I was just creating a data quality strategy for a customer going through a conversion from multiple sources to one integrated database. While doing the conversion, new software will be introduced and propagated out to the organization. Not an easy task for any organization! Not only are they doing a conversion, but they purchase enhancement data from a third party, which means more quality and integration issues to address. So here is what I know:

  • There is incomplete data in all the sources
  • There is incorrect data
  • There is historical data that must be converted
  • The purchase these files once a year that must be updated in the system

What I don’t know:

  • How far back in history do we need to convert
  • How long do we keep history in the new system
  • Will they require reporting over time – if so, then we are talking a separate data warehouse
  • How bad is the data? Yep, I am scared

So here is the plan:

  • Profile the sources and analyze the relationships
  • Understand how the data should be converted and cover all those gaps
  • Apply data quality routines in the conversion programs where required
  • Profile the data after it is converted
  • Set up continual monitoring of the data at specific intervals
  • Set up profiling routine for the third party data to be used prior to load/integration program execution

Do you think I have it all handled?

2 Responses to “Data Quality Strategy”

  1. Hi Joyce

    Sounds like you’ve got it well covered, as this appears to be something of a data migration project I would probably add…

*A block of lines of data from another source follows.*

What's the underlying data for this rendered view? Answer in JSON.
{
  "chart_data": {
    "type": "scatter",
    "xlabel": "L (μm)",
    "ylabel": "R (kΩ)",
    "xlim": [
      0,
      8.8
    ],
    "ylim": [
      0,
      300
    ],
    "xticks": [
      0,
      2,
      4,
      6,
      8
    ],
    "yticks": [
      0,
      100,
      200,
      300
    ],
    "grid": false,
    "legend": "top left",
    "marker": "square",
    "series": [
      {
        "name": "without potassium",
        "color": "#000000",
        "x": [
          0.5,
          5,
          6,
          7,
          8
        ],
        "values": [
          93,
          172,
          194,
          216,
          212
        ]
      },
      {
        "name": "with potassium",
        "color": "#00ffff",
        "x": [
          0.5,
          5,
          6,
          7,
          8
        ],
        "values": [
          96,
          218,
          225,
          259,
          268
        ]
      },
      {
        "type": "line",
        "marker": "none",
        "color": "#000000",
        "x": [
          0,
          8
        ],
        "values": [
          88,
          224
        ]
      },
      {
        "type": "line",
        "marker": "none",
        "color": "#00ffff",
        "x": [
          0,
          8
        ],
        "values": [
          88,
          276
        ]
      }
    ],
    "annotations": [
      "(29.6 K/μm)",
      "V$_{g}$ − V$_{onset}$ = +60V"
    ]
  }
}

    1) Ensure there is a business process workshop on the target environment with a view to identifying potential changes of use or new pressures on the underlying data. For example are they looking to automate processes - will the legacy data hold up to this new integrity?

    2) Create a data quality rules process whereby you regularly (ie. weekly) present the DQ issues in a business context to business sponsors, subject matter experts etc. so the business takes ownership for the issues you are finding and you jointly arrive at a solution for moving forward.

    3) Create a customer/supplier contract of quality on the suppliers data so they know what to expect of your quality control, be proactive and show them how they could deliver the same checks and balances within the supplier information chain so they NEVER send dirty data, focus on the financial benefits to them.

    4) I always take the approach that NO data is in scope unless the business can convince the project otherwise so you could build that into the cycle too.

    5) Instead of “profile the data after it is converted”, I would tighten that up somewhat. You should have a set of comprehensive data quality rules that dictate data quality levels across all phases of the project, these are not just the standard profiling checks which are way too simplistic for most data migrations. I think you will almost certainly need some data quality rules with pseudocde and delivered either via scripts or via the kind of advanced DQ processing checks that profilers can’t provide (but I know dataflux possesses). Basic profiling will provide brushstroke analytics but you need to deliver proper data quality rules procedures to fully assess migration success (in my opinion).

    6) Also forgot to add that I prefer to take a top down approach as follows……

    Business function requirements (comes out of the BP workshop mentioned earlier)

    Conceptual modelling gap analysis - ie. what are the broad conceptual entities and relationships in each environment, how do they differ, what are the gaps, how will they be resolved?

    Logical modelling gap analysis - same as conceptual but much deeper

    Physical modelling gap analysis - this is where you explore internal inconsistencies in the legacy platforms first then compare these to the target platform.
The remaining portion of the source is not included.